Random Tuesdays: What About Anti-Heroes?

Posted on: January 8, 2013

Do you prefer to read about heroes or anti-heroes in literature? I didn’t really think much about my opinion on that question, until I started trying to write some of my fiction about bad kids. That led me on a search for examples of fiction with anti-heroes. To my surprise, I own some favorites. That realization led me to start reading what others are saying on this topic.

For example, a few years ago, The Guardian ran an article entitled, “Whatever happened to juvenile anti-heroes?” Most of the article amounted to a promotion of the Flossie Teacake series. However, the article also raised the alarm that there are an alarming shortage of bad girls in contemporary books for young people. Gone the article bemoaned are the pranksters and tomboys. In their place are girls who are concerned with being slim, proper, and stylish.

Other similar articles have popped up too. For example, one blogger, wrote an article entitled, “In Praise of Anti-Heroes“. According to her, young adult literature is filled only of characters who are sympathetic and likable. Reasons exist for this trend such as no likes to root for bad guys and no parent wants their impressionable young child reading about delinquents.

I don’t know yet what I think. My most recent read, The Curse Workers trilogy, is all about a teen con and mobster. The first time I tried to read it, I stopped when I read the statement from the main character: “Here’s the essential truth about me: I killed a girl when I was fourteen.” It took me an entire year to give the trilogy a chance again. Even though this time that I decided I liked Cassel, I have to admit throughout all three books for Cassel to change. Yet the reality about anti-heroes is that they don’t, so next I plan to check out some of those favorites on my shelves such as Pippi Longstocking to see what I think of them now that I’m an adult.

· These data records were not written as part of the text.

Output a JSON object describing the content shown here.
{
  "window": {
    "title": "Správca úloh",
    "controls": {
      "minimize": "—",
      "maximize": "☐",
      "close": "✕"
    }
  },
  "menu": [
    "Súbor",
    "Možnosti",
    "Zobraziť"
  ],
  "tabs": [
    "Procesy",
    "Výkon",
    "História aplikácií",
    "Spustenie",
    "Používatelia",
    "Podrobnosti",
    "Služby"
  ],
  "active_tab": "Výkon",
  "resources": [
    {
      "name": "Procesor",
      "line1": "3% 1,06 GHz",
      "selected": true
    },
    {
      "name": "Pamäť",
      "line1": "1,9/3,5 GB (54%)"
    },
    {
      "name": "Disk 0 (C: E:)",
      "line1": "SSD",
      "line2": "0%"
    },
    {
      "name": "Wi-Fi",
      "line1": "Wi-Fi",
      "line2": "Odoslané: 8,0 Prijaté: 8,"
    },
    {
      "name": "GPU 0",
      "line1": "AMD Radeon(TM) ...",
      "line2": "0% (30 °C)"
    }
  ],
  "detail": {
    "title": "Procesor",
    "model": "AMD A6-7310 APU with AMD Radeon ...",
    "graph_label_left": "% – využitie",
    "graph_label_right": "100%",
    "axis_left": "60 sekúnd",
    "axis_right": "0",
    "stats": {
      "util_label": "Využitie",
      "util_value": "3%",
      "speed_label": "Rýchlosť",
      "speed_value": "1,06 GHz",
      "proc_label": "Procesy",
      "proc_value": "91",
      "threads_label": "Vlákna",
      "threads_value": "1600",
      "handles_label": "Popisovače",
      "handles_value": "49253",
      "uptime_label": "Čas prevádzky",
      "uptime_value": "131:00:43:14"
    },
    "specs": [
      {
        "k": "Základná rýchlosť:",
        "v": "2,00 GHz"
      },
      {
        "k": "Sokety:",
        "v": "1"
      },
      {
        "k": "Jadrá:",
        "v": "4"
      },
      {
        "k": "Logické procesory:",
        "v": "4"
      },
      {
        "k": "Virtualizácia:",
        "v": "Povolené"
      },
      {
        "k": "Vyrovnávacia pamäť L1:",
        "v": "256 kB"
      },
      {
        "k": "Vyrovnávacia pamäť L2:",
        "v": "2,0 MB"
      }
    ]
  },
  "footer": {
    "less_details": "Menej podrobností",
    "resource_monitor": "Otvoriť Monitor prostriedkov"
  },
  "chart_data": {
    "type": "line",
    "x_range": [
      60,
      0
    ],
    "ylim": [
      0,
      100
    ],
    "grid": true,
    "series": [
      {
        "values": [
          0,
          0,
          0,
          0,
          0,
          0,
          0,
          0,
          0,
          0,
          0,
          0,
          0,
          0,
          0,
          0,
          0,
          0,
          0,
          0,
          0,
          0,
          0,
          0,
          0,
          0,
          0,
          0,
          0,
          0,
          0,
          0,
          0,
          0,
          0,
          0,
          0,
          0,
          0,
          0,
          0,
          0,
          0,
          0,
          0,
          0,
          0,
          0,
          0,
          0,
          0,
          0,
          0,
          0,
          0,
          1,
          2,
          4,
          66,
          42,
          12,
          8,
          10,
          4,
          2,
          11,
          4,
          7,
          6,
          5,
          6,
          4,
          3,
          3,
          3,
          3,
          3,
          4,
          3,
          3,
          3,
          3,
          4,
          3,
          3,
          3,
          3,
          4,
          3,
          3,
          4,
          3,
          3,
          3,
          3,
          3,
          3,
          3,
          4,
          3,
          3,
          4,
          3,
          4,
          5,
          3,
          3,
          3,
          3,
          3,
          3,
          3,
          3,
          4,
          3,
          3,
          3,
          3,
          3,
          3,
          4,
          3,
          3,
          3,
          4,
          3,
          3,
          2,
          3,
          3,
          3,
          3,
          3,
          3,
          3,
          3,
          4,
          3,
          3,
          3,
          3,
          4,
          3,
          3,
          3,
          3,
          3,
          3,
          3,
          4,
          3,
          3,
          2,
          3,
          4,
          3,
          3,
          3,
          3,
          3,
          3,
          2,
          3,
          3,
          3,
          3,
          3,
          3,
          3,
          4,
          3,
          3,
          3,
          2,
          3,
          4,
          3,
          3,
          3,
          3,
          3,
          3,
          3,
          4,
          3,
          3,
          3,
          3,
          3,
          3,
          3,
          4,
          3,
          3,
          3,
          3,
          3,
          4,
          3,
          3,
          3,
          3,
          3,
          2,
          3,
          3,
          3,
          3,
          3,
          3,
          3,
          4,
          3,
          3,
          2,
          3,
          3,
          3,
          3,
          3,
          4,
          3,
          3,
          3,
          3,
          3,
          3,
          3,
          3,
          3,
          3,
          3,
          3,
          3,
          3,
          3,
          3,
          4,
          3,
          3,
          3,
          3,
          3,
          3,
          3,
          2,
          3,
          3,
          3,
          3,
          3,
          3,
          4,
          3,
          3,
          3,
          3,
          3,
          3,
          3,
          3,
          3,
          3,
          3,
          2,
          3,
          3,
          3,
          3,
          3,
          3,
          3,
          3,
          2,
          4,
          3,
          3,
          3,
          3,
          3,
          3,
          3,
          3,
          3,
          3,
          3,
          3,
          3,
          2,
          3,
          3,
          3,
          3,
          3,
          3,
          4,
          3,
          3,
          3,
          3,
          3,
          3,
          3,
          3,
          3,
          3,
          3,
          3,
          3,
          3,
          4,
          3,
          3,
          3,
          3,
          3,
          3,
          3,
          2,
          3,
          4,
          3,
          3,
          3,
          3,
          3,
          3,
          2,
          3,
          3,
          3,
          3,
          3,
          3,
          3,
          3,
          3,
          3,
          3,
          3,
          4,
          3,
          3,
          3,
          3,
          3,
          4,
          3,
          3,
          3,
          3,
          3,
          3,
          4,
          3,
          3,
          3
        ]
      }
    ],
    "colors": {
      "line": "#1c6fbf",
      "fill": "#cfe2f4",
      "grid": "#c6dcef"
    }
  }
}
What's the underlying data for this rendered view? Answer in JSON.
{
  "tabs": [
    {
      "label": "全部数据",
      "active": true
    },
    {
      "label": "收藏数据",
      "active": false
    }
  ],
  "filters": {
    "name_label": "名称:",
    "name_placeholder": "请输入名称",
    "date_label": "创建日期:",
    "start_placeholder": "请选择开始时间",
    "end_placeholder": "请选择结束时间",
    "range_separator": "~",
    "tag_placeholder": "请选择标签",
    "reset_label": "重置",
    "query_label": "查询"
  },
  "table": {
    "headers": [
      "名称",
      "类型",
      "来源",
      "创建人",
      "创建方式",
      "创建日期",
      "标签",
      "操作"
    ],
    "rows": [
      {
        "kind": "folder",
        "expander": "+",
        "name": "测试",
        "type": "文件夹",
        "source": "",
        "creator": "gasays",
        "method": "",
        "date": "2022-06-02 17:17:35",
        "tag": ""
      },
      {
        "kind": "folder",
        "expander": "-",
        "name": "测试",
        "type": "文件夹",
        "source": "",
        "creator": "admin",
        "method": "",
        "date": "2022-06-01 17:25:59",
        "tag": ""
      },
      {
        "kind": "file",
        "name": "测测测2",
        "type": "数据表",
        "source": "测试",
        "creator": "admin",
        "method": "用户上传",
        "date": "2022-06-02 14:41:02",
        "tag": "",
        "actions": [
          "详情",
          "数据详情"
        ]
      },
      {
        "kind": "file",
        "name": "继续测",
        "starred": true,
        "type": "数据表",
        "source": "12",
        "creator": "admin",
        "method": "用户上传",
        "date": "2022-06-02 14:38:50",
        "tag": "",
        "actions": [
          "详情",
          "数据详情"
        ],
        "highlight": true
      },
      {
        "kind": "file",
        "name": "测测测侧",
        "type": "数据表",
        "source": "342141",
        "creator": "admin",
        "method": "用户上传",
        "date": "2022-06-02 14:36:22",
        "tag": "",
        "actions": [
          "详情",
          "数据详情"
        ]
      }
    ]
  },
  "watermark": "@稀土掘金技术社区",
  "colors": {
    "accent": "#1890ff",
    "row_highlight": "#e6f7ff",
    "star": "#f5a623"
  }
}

In Praise of Anti-Heroes, Michelle Muckley says that people are flawed in real life and so our fictional characters should be too. This is one reason she likes anti-heroes. Certainly, there are days when I tire of reading about good kids. I never felt all that perfect.

What do you think of anti-heroes? Are you ready for them to make a comeback? And what are your recommendations for the best?

2 Responses to "Random Tuesdays: What About Anti-Heroes?"

Greeting, Allison!

The idea of the “anti-hero” is an interesting one. I do think both anti-heroes and heroes have flaws, but I suppose the appeal of the anti-hero is that he or she is a “regular” person who we can identify with more readily.

Thank you for doing a Really Random Tuesday post, and for adding your unique post to the Mister Linky! 🙂

The appeal of anti-heroes has come more apparent to me in my own attempts to write fiction. I got tired of writing about characters who always ended up making the right choices, because so many of the people I know regret far too many of their choices. Myself included!